Pacific Treefrog: 13 years ago, herpatologists did the stupidest thing possible with the Pacific Treefrog and split them into 3 species because of mtDNA differences but didn’t bother figuring out ranges/visual differences between them. Yet there are dozens of species of Pseudacris genus species. A complex for an ill-split species is needed desperately.

Sharp-shinned/Cooper’s Hawk: Probably the two hardest Accipiters to identify from each other. I think a complex between the two could help those that are inconfident with their id or for those where id can’t be determined from photos.

I do agree though that if we make complexes, they should be in the same genus. So I would find Lesser/Greater Yellowlegs complex acceptable but not something like Red-tailed Hawk (dark morph)/Harris’s Hawk. So I think careful consideration of each complex is needed.

2 Likes

Could this issue not be resolved with a a species complex, as done so here for Narceus americanus and N. annularis?

1 Like

Yes, but see @bouteloua’s post above about the criteria for adding those complexes. The first two criteria exclude many of the examples discussed here.

It looks like that Narceuus example also violates the naming convention in those criteria ;)

This particular complex contains only two species and was pulled directly from how it is displayed in literature, so I don’t think this is a significant issue.

1 Like

Circling back to this - I’m not sure this belongs in feature requests? Maybe move to the general category? Technically this is possible in the current system and is done for some taxa, it is just discouraged by current policy in many cases.

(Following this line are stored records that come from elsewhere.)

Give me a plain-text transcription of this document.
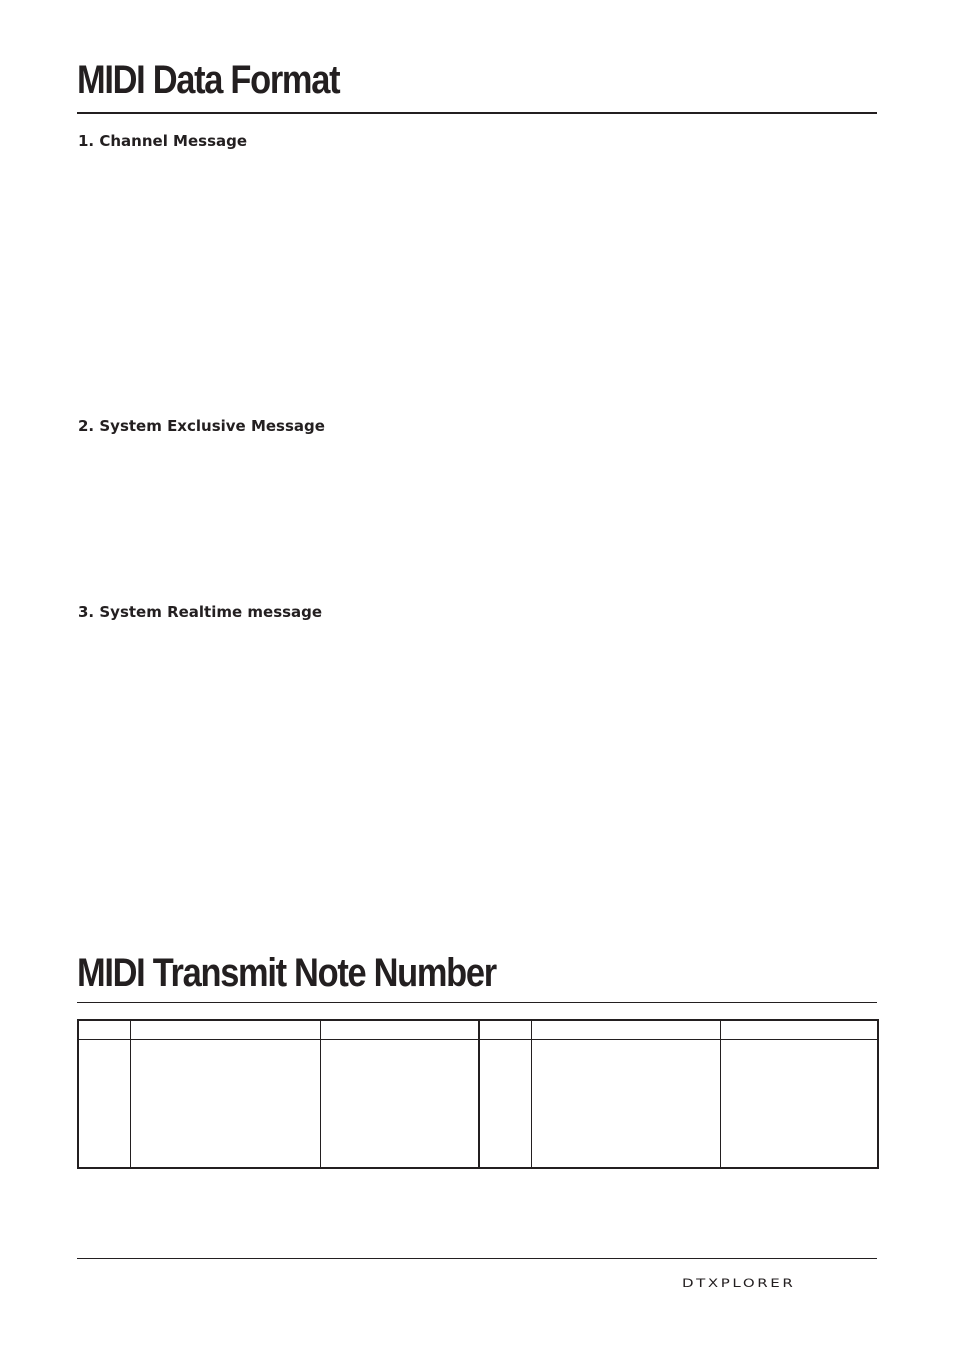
MIDI Data Format
1. Channel Message
2. System Exclusive Message
3. System Realtime message
MIDI Transmit Note Number

DTXPLORER
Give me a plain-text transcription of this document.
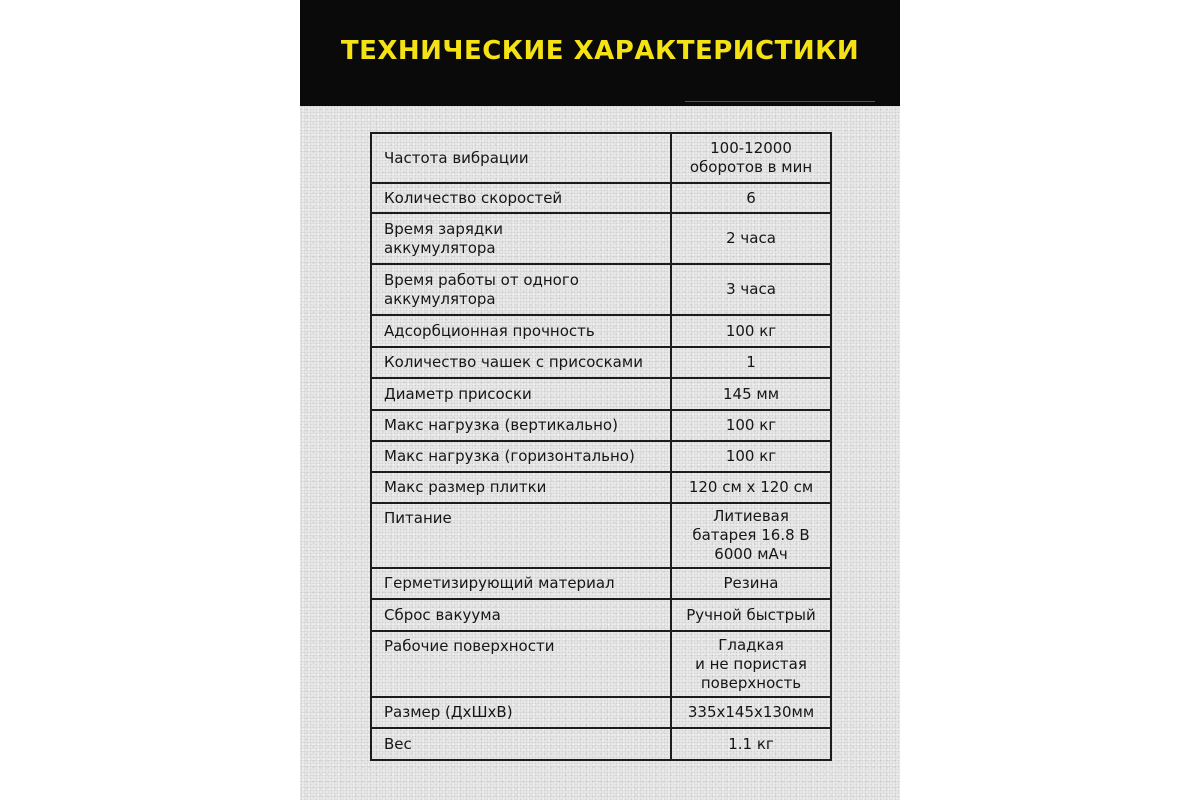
ТЕХНИЧЕСКИЕ ХАРАКТЕРИСТИКИ
Частота вибрации	100-12000
оборотов в мин
Количество скоростей	6
Время зарядки
аккумулятора	2 часа
Время работы от одного
аккумулятора	3 часа
Адсорбционная прочность	100 кг
Количество чашек с присосками	1
Диаметр присоски	145 мм
Макс нагрузка (вертикально)	100 кг
Макс нагрузка (горизонтально)	100 кг
Макс размер плитки	120 см х 120 см
Питание	Литиевая
батарея 16.8 В
6000 мАч
Герметизирующий материал	Резина
Сброс вакуума	Ручной быстрый
Рабочие поверхности	Гладкая
и не пористая
поверхность
Размер (ДхШхВ)	335х145х130мм
Вес	1.1 кг
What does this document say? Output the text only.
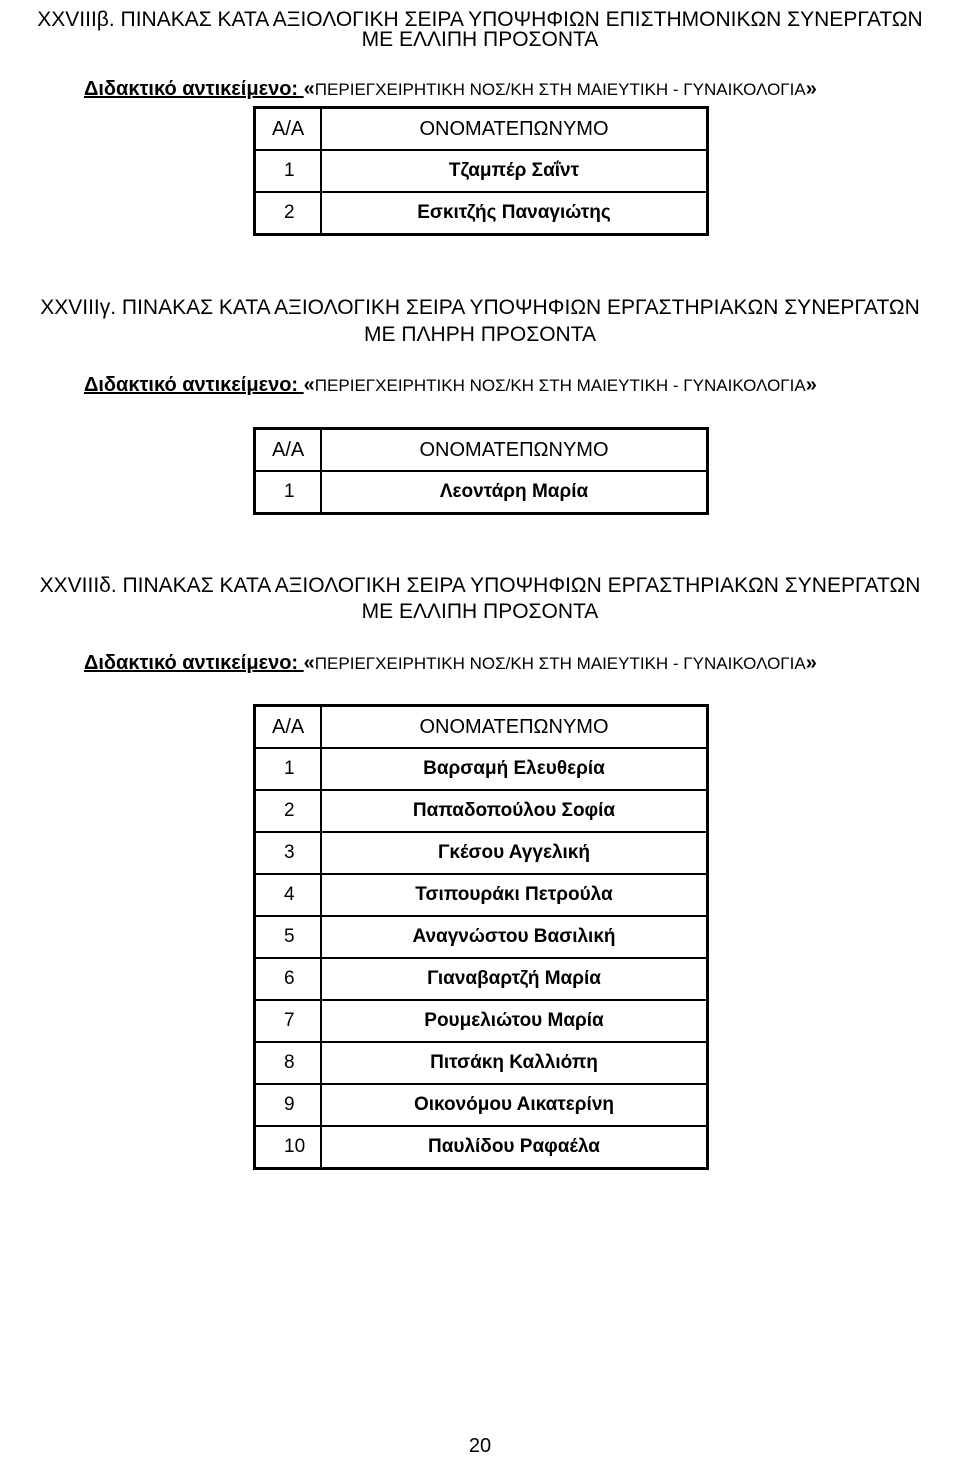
XXVIIIβ. ΠΙΝΑΚΑΣ ΚΑΤΑ ΑΞΙΟΛΟΓΙΚΗ ΣΕΙΡΑ ΥΠΟΨΗΦΙΩΝ ΕΠΙΣΤΗΜΟΝΙΚΩΝ ΣΥΝΕΡΓΑΤΩΝ

ΜΕ ΕΛΛΙΠΗ ΠΡΟΣΟΝΤΑ

Διδακτικό αντικείμενο: «ΠΕΡΙΕΓΧΕΙΡΗΤΙΚΗ ΝΟΣ/ΚΗ ΣΤΗ ΜΑΙΕΥΤΙΚΗ - ΓΥΝΑΙΚΟΛΟΓΙΑ»
Α/Α	ΟΝΟΜΑΤΕΠΩΝΥΜΟ
1	Τζαμπέρ Σαΐντ
2	Εσκιτζής Παναγιώτης

XXVIIIγ. ΠΙΝΑΚΑΣ ΚΑΤΑ ΑΞΙΟΛΟΓΙΚΗ ΣΕΙΡΑ ΥΠΟΨΗΦΙΩΝ ΕΡΓΑΣΤΗΡΙΑΚΩΝ ΣΥΝΕΡΓΑΤΩΝ

ΜΕ ΠΛΗΡΗ ΠΡΟΣΟΝΤΑ

Διδακτικό αντικείμενο: «ΠΕΡΙΕΓΧΕΙΡΗΤΙΚΗ ΝΟΣ/ΚΗ ΣΤΗ ΜΑΙΕΥΤΙΚΗ - ΓΥΝΑΙΚΟΛΟΓΙΑ»
Α/Α	ΟΝΟΜΑΤΕΠΩΝΥΜΟ
1	Λεοντάρη Μαρία

XXVIIIδ. ΠΙΝΑΚΑΣ ΚΑΤΑ ΑΞΙΟΛΟΓΙΚΗ ΣΕΙΡΑ ΥΠΟΨΗΦΙΩΝ ΕΡΓΑΣΤΗΡΙΑΚΩΝ ΣΥΝΕΡΓΑΤΩΝ

ΜΕ ΕΛΛΙΠΗ ΠΡΟΣΟΝΤΑ

Διδακτικό αντικείμενο: «ΠΕΡΙΕΓΧΕΙΡΗΤΙΚΗ ΝΟΣ/ΚΗ ΣΤΗ ΜΑΙΕΥΤΙΚΗ - ΓΥΝΑΙΚΟΛΟΓΙΑ»
Α/Α	ΟΝΟΜΑΤΕΠΩΝΥΜΟ
1	Βαρσαμή Ελευθερία
2	Παπαδοπούλου Σοφία
3	Γκέσου Αγγελική
4	Τσιπουράκι Πετρούλα
5	Αναγνώστου Βασιλική
6	Γιαναβαρτζή Μαρία
7	Ρουμελιώτου Μαρία
8	Πιτσάκη Καλλιόπη
9	Οικονόμου Αικατερίνη
10	Παυλίδου Ραφαέλα
20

I think it’s useful to point out which taxa it cannot be. That way you can exclude one or two contenders and leave possible the paraphyletic group to which it can still belong. E.g. not a graham’s anole, but maybe a brown or lineatopus. I don’t think brown and lineatopus are in the same species group out of the three, but compared to graham’s or giant anoles they are the ones that look alike.

Is this feature request asking for an official way to classify species like the “holding bin” observation fields currently do? If so, my understanding is that the official “species complex” method isn’t a perfect match because its definition requires a certain taxonomic relationship. Theoretically, two species could be visually identical but not closely related within the genus. So yes, I support a different way of doing it that’s more formal. I like @silversea_starsong’s idea.

Also what to do with similar species in different genera? Downy and Hairy Woodpeckers sometimes can’t be separated in photos with bad angles or quality, but some authorities consider them examples of convergent evolution and place them in different genera (looks like iNat currently has them both as Dryobates so it’s not as much of an issue for this example).

2 Likes

I suppose (and hope) this complex-addition fits only species that are considered indistinguishable in the field (i.e. Bath White and Eastern Bath White butterflies or Horisme tersata/Horisme radicaria moths… Not species that are hard to tell apart in the field under certain conditions.

@upupa epops When photos leave room for doubt because the angle isn’t right like you suggest for Downy/Hairy Woodpeckers I would leave the ID at genus level, with preferably a comment that the photo does not allow for a 100% ID.